A contingent sale can be a challenging thing to handle, but they’re manageable if navigated properly. As a real estate term, a contingent sale can sometimes mean that a buyer is unable to purchase a property without selling one they already own due to financing, or it could be based on other contingencies too. A contingent sale is not the same as a pending sale.
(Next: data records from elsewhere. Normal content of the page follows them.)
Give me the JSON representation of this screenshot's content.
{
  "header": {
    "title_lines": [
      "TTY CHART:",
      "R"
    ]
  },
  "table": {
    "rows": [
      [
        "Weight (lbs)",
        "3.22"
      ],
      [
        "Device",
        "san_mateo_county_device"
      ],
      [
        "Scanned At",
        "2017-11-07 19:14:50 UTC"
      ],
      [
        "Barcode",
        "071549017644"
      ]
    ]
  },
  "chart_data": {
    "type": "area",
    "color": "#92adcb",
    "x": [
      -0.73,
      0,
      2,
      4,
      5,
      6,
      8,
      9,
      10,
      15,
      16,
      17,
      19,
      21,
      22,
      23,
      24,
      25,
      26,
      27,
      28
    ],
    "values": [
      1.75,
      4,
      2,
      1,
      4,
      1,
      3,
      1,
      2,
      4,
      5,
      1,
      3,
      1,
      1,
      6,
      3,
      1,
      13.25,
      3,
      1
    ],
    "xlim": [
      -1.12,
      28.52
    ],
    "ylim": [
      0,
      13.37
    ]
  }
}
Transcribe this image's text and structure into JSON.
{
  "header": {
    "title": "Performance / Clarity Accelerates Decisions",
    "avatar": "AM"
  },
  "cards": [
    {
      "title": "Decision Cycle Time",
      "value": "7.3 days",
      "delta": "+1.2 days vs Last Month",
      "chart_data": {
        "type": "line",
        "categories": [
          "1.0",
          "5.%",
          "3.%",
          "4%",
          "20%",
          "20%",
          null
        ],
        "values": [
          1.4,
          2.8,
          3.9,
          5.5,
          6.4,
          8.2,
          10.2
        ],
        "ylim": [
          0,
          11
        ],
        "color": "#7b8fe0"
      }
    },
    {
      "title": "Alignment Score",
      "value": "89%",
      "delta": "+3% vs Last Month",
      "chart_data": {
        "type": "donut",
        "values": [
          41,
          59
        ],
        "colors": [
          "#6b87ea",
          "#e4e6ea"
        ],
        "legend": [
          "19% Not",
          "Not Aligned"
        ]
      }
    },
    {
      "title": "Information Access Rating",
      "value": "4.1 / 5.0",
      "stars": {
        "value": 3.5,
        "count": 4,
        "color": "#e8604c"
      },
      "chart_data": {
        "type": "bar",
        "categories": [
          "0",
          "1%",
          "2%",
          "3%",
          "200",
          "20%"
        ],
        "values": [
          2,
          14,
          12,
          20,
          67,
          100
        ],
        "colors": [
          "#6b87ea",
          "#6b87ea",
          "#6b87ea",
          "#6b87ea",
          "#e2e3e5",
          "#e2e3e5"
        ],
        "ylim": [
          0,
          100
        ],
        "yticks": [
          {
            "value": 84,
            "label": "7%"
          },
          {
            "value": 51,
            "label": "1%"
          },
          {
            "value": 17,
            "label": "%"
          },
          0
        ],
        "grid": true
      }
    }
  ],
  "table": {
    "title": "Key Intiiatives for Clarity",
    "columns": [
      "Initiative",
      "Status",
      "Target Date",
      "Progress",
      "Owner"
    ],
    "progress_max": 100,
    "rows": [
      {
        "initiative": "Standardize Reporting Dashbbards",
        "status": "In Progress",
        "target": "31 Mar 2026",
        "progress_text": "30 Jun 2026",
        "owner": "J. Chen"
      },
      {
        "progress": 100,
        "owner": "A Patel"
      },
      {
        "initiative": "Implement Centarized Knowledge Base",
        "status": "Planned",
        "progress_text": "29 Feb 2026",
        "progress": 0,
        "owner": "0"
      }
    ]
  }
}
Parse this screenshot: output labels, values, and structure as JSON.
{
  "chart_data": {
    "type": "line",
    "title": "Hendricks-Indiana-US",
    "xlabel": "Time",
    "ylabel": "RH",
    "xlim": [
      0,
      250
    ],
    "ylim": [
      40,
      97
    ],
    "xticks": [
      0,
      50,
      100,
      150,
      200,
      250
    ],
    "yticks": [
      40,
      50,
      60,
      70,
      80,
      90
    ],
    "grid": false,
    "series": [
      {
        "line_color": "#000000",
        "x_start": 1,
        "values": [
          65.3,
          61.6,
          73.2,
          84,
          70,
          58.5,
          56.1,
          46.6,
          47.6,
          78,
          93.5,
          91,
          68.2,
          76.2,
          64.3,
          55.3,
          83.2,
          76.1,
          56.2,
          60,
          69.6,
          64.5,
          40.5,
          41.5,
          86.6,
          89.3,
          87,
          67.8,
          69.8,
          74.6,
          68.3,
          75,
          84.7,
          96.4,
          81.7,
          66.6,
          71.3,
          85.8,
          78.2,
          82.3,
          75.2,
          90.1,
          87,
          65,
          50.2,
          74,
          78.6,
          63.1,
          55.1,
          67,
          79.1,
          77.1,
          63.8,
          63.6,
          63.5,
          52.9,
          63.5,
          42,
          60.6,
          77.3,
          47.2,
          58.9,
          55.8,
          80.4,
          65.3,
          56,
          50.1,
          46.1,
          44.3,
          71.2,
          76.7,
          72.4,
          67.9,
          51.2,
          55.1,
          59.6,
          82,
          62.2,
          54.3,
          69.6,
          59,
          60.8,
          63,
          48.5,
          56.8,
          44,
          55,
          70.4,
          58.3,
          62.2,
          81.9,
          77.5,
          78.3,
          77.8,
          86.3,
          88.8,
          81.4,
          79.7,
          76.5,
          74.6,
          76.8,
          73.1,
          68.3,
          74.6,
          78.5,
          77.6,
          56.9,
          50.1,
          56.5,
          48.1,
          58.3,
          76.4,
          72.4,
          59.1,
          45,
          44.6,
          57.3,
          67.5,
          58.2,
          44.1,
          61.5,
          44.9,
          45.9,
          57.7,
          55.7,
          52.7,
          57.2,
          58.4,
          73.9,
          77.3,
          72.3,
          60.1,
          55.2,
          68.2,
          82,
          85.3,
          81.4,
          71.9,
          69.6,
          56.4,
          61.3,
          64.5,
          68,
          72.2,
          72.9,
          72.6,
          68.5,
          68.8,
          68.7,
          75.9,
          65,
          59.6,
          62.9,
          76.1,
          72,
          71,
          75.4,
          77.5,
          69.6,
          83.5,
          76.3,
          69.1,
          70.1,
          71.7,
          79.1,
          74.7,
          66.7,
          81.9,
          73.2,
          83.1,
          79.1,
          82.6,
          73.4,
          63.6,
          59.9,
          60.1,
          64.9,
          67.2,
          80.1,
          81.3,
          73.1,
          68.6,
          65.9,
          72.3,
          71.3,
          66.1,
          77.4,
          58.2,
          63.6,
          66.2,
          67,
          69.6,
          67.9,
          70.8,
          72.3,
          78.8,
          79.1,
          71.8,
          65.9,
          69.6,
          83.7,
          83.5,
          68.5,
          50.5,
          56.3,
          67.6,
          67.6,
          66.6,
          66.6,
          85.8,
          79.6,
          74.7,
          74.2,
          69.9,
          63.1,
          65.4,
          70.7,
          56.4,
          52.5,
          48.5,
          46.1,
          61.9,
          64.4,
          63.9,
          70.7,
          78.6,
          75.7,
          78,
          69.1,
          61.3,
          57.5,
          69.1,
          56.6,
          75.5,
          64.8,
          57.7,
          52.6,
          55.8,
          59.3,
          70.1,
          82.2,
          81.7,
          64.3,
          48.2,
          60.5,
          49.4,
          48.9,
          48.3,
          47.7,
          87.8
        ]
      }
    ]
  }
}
So what exactly are these contingencies? They’re the clauses in your contract that give you an out if something unforeseen or unexpected arises. A contingency can sometimes mean that a buyer is unable to purchase a property without selling one they already own due to financing. But more often than not, it means there are certain things the seller must meet/improve/etc with the house before the sale moves on up to pending – i.e. the buyer’s offer is contingent on the seller completing these tasks. They can also help protect you from losing your earnest money and can give you leverage to get the seller to help you deal with whatever comes up. As a buyer, contingencies are great. On the flip side, sellers aren’t so fond of them for obvious reasons. That’s why, in a very competitive market, you might need to avoid them.
Are Contingent Offers Good?
There is no right or wrong answer on this one. Every situation is different. While contingent offers can pose additional risk, there are times when it makes sense for a buyer and a seller. Talk with your agent to understand what the contingencies are and what the extra steps will be to bring you to a smooth closing.
Sometimes a seller will chose to keep a home on the market after accepting a contigent offer. This is called active contigent. The reason a seller will do this is to continue to get back up offers in case the contigent offer falls apart.